В командировке | страница 12
Когда они проходили мимо него, он стоял боком на краю тротуара и пристально разглядывал здание телеграфа.
Они сели в троллейбус. Он тоже. Были свободные места, и все сели, кроме него, конечно. Он встал так, чтобы было видно ее лицо.
Спустя минуту они встретились взглядами, и ему почудилось удивление в ее глазах, удивление его нерешительностью, так ему показалось во всяком случае, но уверенным он в этом быть не мог, потому что она очень скоро опустила их.

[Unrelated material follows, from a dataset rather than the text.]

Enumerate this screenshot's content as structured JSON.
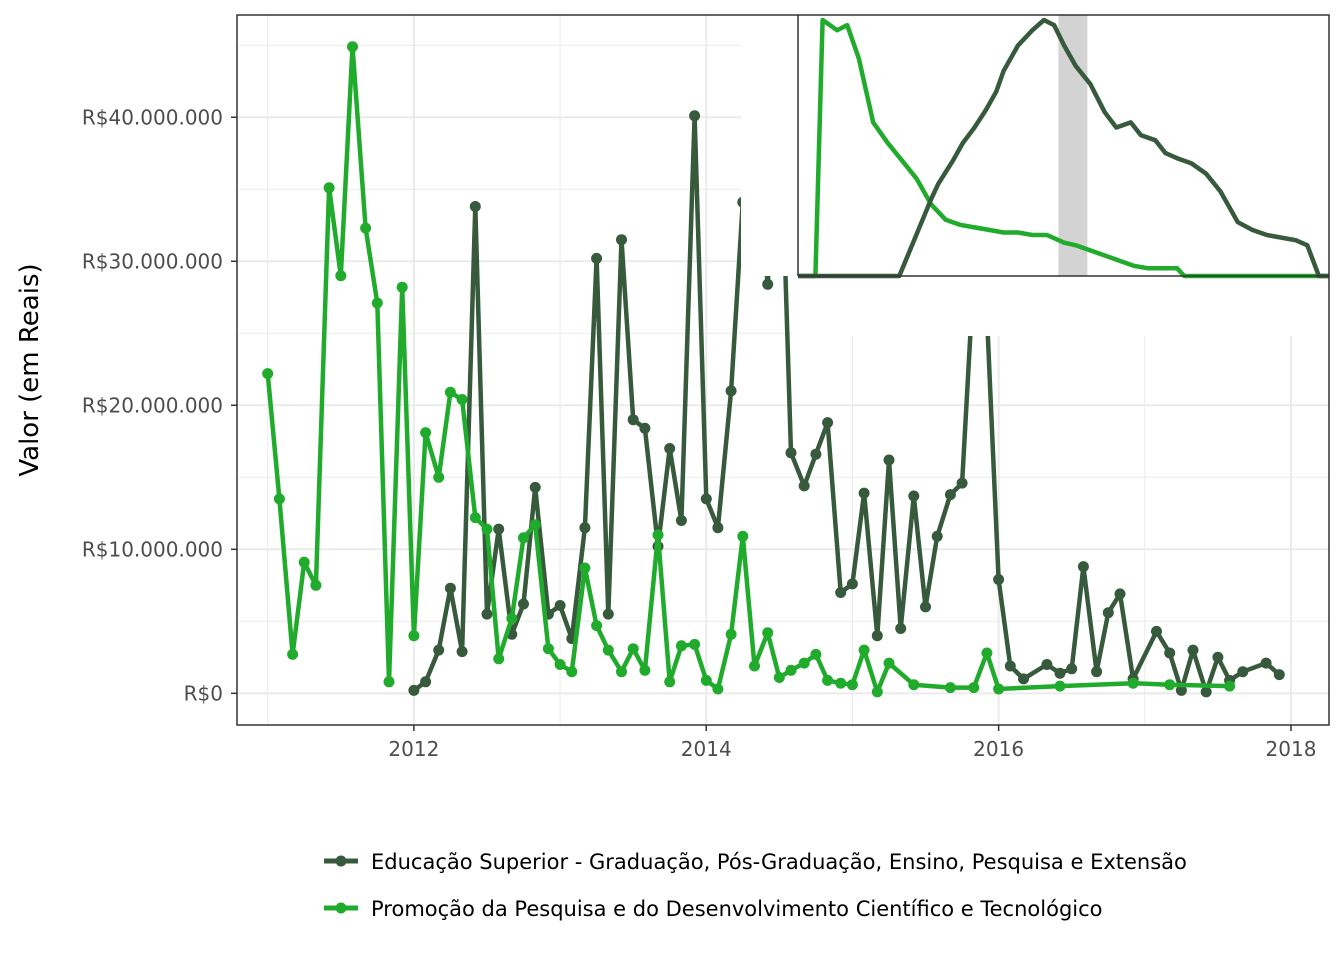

"Стесняется", подумал Марданов еще более тепло, чем в магазине, улыбнулся ласково и отер пот со лба, чтобы не блестел, но до тех пор, пока они не вышли из троллейбуса, она так и не посмотрела на него.
Два раза они переглянулись в вагоне метро.
Пока они ехали под землей, Марданов корил себя за то, что не подошел к ней между остановкой троллейбуса и станцией метро, и настраивался непременно предпринять что-нибудь ("А ведь и предпринимать-то ничего особенного не надо, - уверял он себя, - все, собственно, готово, надо подойти только и сказать что-нибудь не очень глупое"), как только снова выберутся на поверхность.
И только тогда он понял, что не побороть ему своей трусости, когда они ввалились в подъезд первого же после метро дома. В дверях она повернулась и помахала рукой застывшей на углу фигуре. Теперь уже решительно можно было головой поручиться, что она махала ему - вокруг не было ни души. И поэтому, возвращаясь на телеграф, Марданов был радостный и возбужденный.
Здесь все было так же, как каждый вечер: люди писали, получали, звонили, отправляли. Некоторых из тех, кто стоял перед входом, Марданов уже знал, с двумя земляками поздоровался.
Поразмыслив немного, он решил отправить Рахманбекову поздравительную телеграмму по случаю дня рождения. Прикинул текст, и получилось, что выгодней фототелеграмму, тем более, что подходящих бланков не было, все больше аляповатые, а в портфеле лежала ручка с пером для туши и сама тушь.
Все время, пока раздумывал о телеграмме и писал ее, Марданова не оставляли радость и волнение, сопутствующие неясному, но неотступному ощущению необычности вечера. И хотя пузырек с тушью опрокинулся совершенно неожиданно для него, как бы сам собой, и в любой другой день его жизни подобное происшествие смутило бы его крайне (потому что, опрокинувшись, тушь залила весь стол, телеграмму, телеграммы других людей и, как выяснилось чуть позже, чулки высокой молодой женщины, сидевшей справа от Марданова), он воспринял это поразительно легко. Конечно, ему было неловко перед пострадавшими, особенно перед женщиной, но с самого своего начала вечер обещал быть необычным, и Марданов был готов ко всему.